韋葉正在被拖行。

她雙手和雙腳都被捆著,無力地下垂。

膝蓋和雙腿拖在地上,裹滿了灰塵。

殺人犯單手抓著她的衣領,輕而易舉,像拎著小貓的後頸皮。

他氣息均勻,腳步輕快。

韋葉猜不出他的職業。

從外表看,他無疑是普世審美裏絕對的俊美,身材修長,舉止優雅,皮膚潔白。

沒有一點侵略性,像漫畫裏的貴公子,鋼琴藝術家,或者令人信賴的醫生。

可是他有這麽大的力氣。

昨天也是這樣。

韋葉親眼目睹他在街口擰斷了一個男人的脖子,隻憑雙手。

她確信那男人死了。

因為她麵對著那個男人的背,看到了那個男人的正臉。

一百八十度的扭轉。

韋葉覺得她會死。

很可笑。

她活得像隻貓。

欺負便欺負了,殺便殺了,拚盡全力的反抗,也隻是撓幾道血痕,叫人啐一聲晦氣。

“嗯?”殺人犯忽然說,“你在笑嗎?”

韋葉重新閉上嘴,小幅度搖了搖頭。

可笑不算是笑。

“唉。”他歎口氣,“說謊。”

他腳步不停,把她從走廊這一頭,拖到了另一邊的房間。

這間房真亮啊。

亮得她能把一切看的纖毫畢現。

她看到了昨天被害的男人。

以分散各處,一大塊一大塊的形式。處理得很幹淨,血跡都擦拭幹淨,隻有一些清晰的組織塊。

……他被分屍了。

殺人犯把她丟在地上。

他關門,打開空氣淨化器,噴灑酒精,戴上橡膠手套。

韋葉有了預感。

他向她走來,自言自語:“果然,不能隨便養貓,尤其是,沒有絕育的小母貓。

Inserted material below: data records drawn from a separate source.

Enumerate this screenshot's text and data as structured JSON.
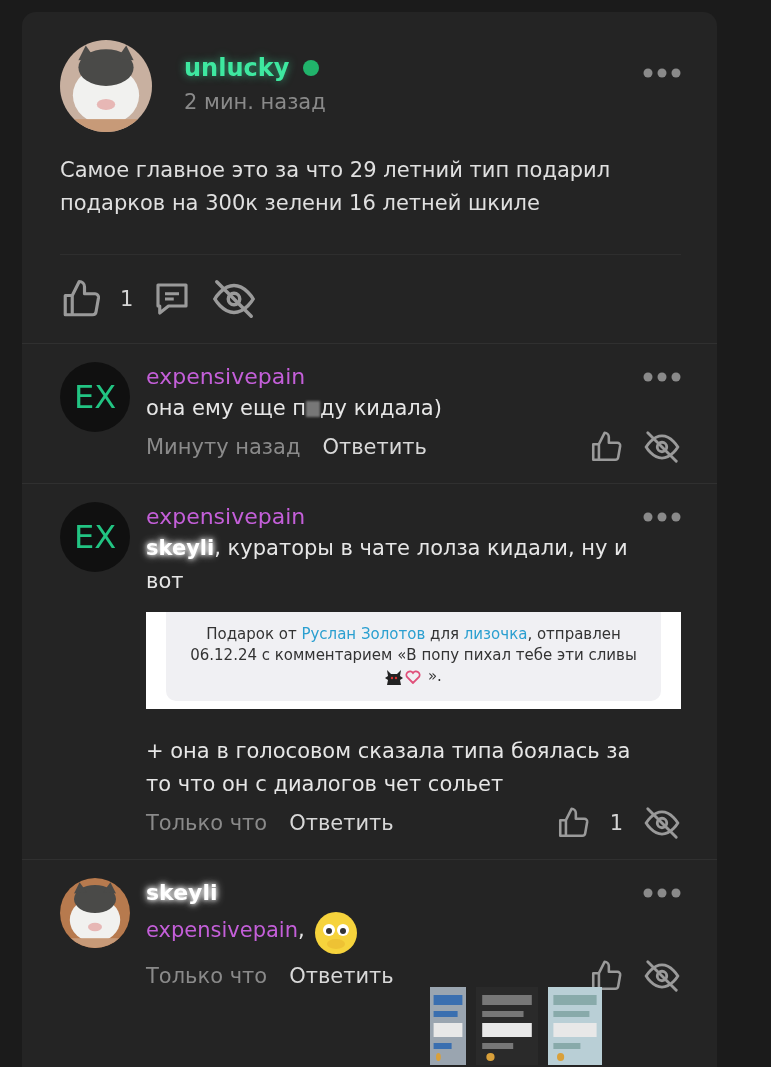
{
  "post": {
    "author": "unlucky",
    "online": true,
    "time": "2 мин. назад",
    "text": "Самое главное это за что 29 летний тип подарил подарков на 300к зелени 16 летней шкиле",
    "likes": "1"
  },
  "comments": [
    {
      "author": "expensivepain",
      "kind": "mention",
      "avatar": {
        "kind": "initials",
        "text": "EX"
      },
      "body": [
        {
          "kind": "text",
          "parts": [
            {
              "kind": "plain",
              "text": "она ему еще п"
            },
            {
              "kind": "censor"
            },
            {
              "kind": "plain",
              "text": "ду кидала)"
            }
          ]
        }
      ],
      "time": "Минуту назад",
      "reply": "Ответить"
    },
    {
      "author": "expensivepain",
      "kind": "mention",
      "avatar": {
        "kind": "initials",
        "text": "EX"
      },
      "body": [
        {
          "kind": "text",
          "parts": [
            {
              "kind": "mention-blur",
              "text": "skeyli"
            },
            {
              "kind": "plain",
              "text": ", кураторы в чате лолза кидали, ну и вот"
            }
          ]
        },
        {
          "kind": "gift",
          "parts": [
            {
              "kind": "plain",
              "text": "Подарок от "
            },
            {
              "kind": "link",
              "text": "Руслан Золотов"
            },
            {
              "kind": "plain",
              "text": " для "
            },
            {
              "kind": "link",
              "text": "лизочка"
            },
            {
              "kind": "plain",
              "text": ", отправлен 06.12.24 с комментарием «В попу пихал тебе эти сливы "
            },
            {
              "kind": "devil"
            },
            {
              "kind": "heart"
            },
            {
              "kind": "plain",
              "text": " »."
            }
          ]
        },
        {
          "kind": "text",
          "parts": [
            {
              "kind": "plain",
              "text": "+ она в голосовом сказала типа боялась за то что он с диалогов чет сольет"
            }
          ]
        }
      ],
      "time": "Только что",
      "reply": "Ответить",
      "likes": "1"
    },
    {
      "author": "skeyli",
      "kind": "blurred",
      "avatar": {
        "kind": "picture"
      },
      "body": [
        {
          "kind": "text",
          "parts": [
            {
              "kind": "mention",
              "text": "expensivepain"
            },
            {
              "kind": "plain",
              "text": ", "
            },
            {
              "kind": "emoji"
            }
          ]
        }
      ],
      "time": "Только что",
      "reply": "Ответить"
    }
  ]
}
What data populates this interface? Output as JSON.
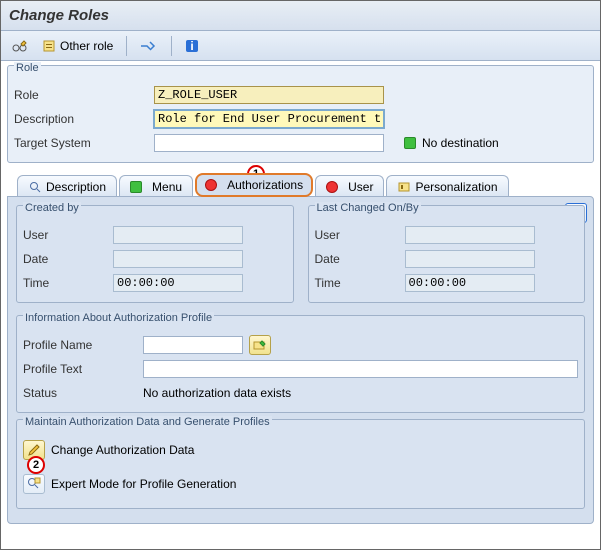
{
  "window": {
    "title": "Change Roles"
  },
  "toolbar": {
    "other_role": "Other role"
  },
  "role_box": {
    "legend": "Role",
    "role_label": "Role",
    "role_value": "Z_ROLE_USER",
    "desc_label": "Description",
    "desc_value": "Role for End User Procurement team",
    "target_label": "Target System",
    "target_value": "",
    "no_dest": "No destination"
  },
  "tabs": {
    "description": "Description",
    "menu": "Menu",
    "authorizations": "Authorizations",
    "user": "User",
    "personalization": "Personalization"
  },
  "callouts": {
    "one": "1",
    "two": "2"
  },
  "created": {
    "legend": "Created by",
    "user_label": "User",
    "user_value": "",
    "date_label": "Date",
    "date_value": "",
    "time_label": "Time",
    "time_value": "00:00:00"
  },
  "changed": {
    "legend": "Last Changed On/By",
    "user_label": "User",
    "user_value": "",
    "date_label": "Date",
    "date_value": "",
    "time_label": "Time",
    "time_value": "00:00:00"
  },
  "profile": {
    "legend": "Information About Authorization Profile",
    "name_label": "Profile Name",
    "name_value": "",
    "text_label": "Profile Text",
    "text_value": "",
    "status_label": "Status",
    "status_value": "No authorization data exists"
  },
  "maintain": {
    "legend": "Maintain Authorization Data and Generate Profiles",
    "change_auth": "Change Authorization Data",
    "expert_mode": "Expert Mode for Profile Generation"
  }
}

”

他把她提起來,扔在幹淨的手術台上。

砧板上的肉。

恐懼將她置於海底,每一次呼吸,她都像吸入了嗆辣冰冷的海水,肺裏灌滿了沉甸甸的水,空氣泡咕嚕咕嚕地頂上來,讓她止不住地抽噎哽咽。

在她的視線中,孤零零的男人頭安詳地閉著眼。

對上天敵的動物會假死,她渾身僵硬,完全不能動彈。

說點什麽,做點什麽——

快!

……快……

心跳這麽倉促,她荒唐地期待自己有心髒病,可以先於他殺她之前毫無痛苦地死去。

他手中的手術刀閃著寒光,從她的領口往下,鋒利整齊地劃開她的衣服。

她的皮膚白得像紙,青紫的掐痕還沒有散去。

刀在他手中轉了一圈,閃爍銀光,他繼續往下,割斷她的腰帶、褲子。

大腿上也有痕跡。

殺人犯道:“嗯……真是不乖。”

冰涼的刀刃在她小腹上刮了一下,卻很有技巧,沒有割傷皮膚,韋葉渾身起了一層雞皮疙瘩,死亡即將來臨。

想點辦法,想點辦法。

韋葉心髒咚咚跳動。

無影燈下,她皮膚纖薄,透出紅色,仿佛是半透明的,能透出皮膚下包裹的血管,肌肉,和內髒。

殺人犯能用肉眼看出她心髒跳動的頻率。

他拿著刀欣賞了一會。

——她還有鞋子!

韋葉腦中忽然蹦出了這樣一句話。

手術台上**的軀體忽然劇烈地一動,已經被割開的衣料從她身體上滑落,捆在一起的雙腿一轉,厚底運動鞋重重踢向殺人犯的小腹……

沒踢到。

他輕巧後退了一步,讓她全身的力氣都落空了。

韋葉狼狽地跌下了手術台,痛得發不出聲。

小腿上一陣溫熱,鮮紅的血液湧了出來。

鋒利的手術刀切開了她的皮肉,劃出很長的一道,翻卷著露出了紅白的脂肪。

殺人犯低頭看她,又看自己手裏沾了血的刀,歎氣:“傻小孩,你怎麽自己撞上來。”